一晩寝るとグリンデアルは、楽太郎から工具を借り綺麗なアクセサリーを作り始めた。最初はぐちゃぐちゃのひどい物だったが、1年半も経てば王族が使っても謙遜しない出来になる程になった。この頃になると、あの服装からボロを纏う作業服に変え髪も切ってしまっていた。
「へぇ、やるじゃないか」
「私にかかればこんなものですわ!」
「凄いな」
つい頭を撫でてしまった。また平手打ちが飛ぶと楽太郎は思ったが飛んでこない。それどころか顔を赤くした。

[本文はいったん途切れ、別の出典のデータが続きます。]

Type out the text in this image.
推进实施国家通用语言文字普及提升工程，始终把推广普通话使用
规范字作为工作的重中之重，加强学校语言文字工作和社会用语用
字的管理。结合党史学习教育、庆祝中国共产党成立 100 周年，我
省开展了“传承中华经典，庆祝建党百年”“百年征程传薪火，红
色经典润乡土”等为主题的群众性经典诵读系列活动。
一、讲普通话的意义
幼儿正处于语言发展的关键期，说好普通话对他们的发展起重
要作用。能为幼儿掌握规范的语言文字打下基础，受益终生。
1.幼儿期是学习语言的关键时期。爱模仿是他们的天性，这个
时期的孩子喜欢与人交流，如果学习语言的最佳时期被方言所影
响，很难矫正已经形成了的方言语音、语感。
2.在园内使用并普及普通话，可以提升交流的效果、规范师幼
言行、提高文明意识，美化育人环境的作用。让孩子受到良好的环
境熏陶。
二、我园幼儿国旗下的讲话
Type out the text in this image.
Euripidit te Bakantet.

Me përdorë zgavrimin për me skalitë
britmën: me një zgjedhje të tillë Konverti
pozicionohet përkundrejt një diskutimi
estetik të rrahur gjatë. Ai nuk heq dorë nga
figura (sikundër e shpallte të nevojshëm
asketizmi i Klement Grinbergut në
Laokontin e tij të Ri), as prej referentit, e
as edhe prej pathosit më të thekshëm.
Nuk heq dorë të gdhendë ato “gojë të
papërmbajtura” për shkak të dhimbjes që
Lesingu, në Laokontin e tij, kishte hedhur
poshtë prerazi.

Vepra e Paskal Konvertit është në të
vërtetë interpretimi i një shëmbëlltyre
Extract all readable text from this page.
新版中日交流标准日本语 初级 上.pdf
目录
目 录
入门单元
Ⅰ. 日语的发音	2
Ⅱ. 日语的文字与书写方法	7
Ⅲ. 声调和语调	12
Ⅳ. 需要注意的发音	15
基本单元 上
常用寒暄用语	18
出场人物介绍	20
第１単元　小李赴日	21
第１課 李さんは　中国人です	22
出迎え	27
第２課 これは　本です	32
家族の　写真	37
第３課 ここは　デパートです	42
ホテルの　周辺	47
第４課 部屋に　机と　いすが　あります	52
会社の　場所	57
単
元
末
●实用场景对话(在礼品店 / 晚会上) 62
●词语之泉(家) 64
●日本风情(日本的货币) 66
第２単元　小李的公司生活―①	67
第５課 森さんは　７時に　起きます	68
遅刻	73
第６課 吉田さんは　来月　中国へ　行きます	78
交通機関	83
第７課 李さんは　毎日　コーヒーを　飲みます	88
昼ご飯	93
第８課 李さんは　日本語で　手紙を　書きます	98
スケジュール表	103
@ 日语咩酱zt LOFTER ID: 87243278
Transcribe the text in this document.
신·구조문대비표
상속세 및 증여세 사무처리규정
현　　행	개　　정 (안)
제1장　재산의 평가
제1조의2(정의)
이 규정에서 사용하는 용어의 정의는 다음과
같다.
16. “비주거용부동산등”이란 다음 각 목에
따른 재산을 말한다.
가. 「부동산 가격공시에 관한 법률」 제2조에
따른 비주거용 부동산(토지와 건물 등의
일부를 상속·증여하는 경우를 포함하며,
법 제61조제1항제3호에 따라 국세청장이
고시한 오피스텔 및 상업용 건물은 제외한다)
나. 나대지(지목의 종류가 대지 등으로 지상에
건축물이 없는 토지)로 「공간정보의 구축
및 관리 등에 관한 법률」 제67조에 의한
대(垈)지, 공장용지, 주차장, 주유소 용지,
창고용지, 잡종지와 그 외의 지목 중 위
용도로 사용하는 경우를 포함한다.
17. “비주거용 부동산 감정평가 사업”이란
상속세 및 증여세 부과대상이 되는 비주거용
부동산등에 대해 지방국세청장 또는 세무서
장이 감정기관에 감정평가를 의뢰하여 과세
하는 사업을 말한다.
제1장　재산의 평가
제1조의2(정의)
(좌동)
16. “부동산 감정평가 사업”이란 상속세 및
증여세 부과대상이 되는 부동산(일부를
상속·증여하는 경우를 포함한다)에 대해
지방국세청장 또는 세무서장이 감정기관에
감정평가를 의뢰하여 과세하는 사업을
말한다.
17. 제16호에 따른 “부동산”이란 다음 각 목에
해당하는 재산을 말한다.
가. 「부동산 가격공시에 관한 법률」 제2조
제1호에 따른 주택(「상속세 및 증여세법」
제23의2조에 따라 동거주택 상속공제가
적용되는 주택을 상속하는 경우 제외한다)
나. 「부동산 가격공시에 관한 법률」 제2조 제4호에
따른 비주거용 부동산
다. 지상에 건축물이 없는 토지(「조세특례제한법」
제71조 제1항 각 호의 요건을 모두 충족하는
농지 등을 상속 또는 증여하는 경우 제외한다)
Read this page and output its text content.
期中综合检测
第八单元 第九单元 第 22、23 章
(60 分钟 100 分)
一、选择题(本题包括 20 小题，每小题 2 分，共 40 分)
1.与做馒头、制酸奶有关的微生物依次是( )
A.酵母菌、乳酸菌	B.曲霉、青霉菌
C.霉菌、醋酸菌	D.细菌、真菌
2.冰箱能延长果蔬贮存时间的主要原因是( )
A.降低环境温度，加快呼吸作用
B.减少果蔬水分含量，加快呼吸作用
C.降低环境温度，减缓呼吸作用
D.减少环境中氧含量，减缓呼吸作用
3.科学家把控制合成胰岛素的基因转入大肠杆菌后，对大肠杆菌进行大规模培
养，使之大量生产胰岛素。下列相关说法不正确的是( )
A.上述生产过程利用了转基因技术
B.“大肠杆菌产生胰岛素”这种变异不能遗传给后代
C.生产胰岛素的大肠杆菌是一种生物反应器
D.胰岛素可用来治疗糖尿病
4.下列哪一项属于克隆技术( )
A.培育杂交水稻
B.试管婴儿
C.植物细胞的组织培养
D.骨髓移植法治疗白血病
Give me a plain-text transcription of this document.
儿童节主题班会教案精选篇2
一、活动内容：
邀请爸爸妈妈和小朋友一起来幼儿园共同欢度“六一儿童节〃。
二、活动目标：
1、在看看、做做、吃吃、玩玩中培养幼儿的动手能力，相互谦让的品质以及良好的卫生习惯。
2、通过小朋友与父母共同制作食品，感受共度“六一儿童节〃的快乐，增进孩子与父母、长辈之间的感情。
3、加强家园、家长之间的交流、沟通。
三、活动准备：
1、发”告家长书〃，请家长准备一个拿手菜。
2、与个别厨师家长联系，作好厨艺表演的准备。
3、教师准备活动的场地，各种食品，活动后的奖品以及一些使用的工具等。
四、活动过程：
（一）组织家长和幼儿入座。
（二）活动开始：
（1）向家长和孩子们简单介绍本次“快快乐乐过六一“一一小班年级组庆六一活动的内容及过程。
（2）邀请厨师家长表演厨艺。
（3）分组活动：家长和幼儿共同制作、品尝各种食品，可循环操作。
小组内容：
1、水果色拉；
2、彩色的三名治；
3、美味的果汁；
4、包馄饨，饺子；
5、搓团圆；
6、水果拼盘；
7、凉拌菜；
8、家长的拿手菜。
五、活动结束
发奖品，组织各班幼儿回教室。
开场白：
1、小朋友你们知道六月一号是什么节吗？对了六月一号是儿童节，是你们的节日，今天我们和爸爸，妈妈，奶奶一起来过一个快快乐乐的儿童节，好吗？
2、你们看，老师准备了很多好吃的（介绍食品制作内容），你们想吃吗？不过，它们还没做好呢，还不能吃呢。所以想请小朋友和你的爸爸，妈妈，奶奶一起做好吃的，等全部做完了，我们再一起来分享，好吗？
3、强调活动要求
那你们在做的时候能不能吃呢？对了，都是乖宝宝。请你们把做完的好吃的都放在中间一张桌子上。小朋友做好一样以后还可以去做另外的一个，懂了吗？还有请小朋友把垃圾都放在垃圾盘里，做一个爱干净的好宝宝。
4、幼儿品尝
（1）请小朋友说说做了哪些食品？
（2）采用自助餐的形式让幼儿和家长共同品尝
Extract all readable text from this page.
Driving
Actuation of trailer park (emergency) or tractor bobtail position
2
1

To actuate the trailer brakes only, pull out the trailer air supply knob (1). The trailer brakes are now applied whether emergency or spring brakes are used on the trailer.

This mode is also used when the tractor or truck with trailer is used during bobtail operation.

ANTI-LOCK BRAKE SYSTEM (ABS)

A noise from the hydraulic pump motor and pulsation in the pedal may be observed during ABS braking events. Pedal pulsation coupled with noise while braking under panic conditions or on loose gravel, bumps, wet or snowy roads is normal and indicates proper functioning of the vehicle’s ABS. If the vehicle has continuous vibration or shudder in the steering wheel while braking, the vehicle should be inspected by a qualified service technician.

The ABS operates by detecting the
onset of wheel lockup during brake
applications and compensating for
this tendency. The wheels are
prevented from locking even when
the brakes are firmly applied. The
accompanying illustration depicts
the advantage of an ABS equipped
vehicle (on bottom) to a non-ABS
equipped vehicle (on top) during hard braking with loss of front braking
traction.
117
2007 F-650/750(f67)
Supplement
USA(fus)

「ラクタロウさんはどうしてここに暮らしているんですの?」
遂にその質問が投げかけられた。16年前に勇者として転移されたことを話しその内の1人と話した。何故暮らし続けているのかは…忘れたと答えた。その後は、楽太郎のアイデアとグリンデアルの創作でアクセサリーを作り続けた。その数が1000を越したあたりで楽太郎は提案した。
「これ、地上で捌いたらどうなるかな…」
「恐らくですが、一番下の爵位が買えるほどの金額にはなるでしょう」
「そうか…君が落ちて来て2年になる。もうお家騒動もほとぼりが冷めている頃だろう。このアクセサリーを持って此処を出なさい」
「私の家のことを知っていたのですね」
「知らないさ。ただ面倒ごとに絡まれたと思ったんだよ。君で8人目だし」
「あら、私の前に7人の先人が?」
「魔王の息子ワン。奴隷だったトゥー。裏切られたスリー。ブラックギルドで働かされていたフォー。争いの種とされていたファイブ。爆発に巻き込まれたシックス。国王の忌子セブン…それだけ面倒を見れば察するさ」
「では私は差し詰め8番目の名前を頂けるのかしら」
「そうだな。君は【Eight】だ」
「有り難く新しく名前を頂戴しますわ、ラクタロウさん。水時計が翌日を差したらここを出ます」
「おう」
「ですが、偶にの里帰りは許してくださいますよね?」
翌日、エイトはアクセサリーを箱に詰めクリスタル眼鏡をし楽太郎の元を後にした。彼女の作ったアクセサリーは飛ぶように売れ、商会になるまでに成長した。元貴族令嬢時代に培った教育も生きているかもしれない。ブランドのロゴには【∞】が採用され連日、商会には貴族達が足しげ良く通っている。
そのせいで里帰りが出来ないと嘆いているとか。その郷里にまた迷い人が来たのは同じタイミングだった。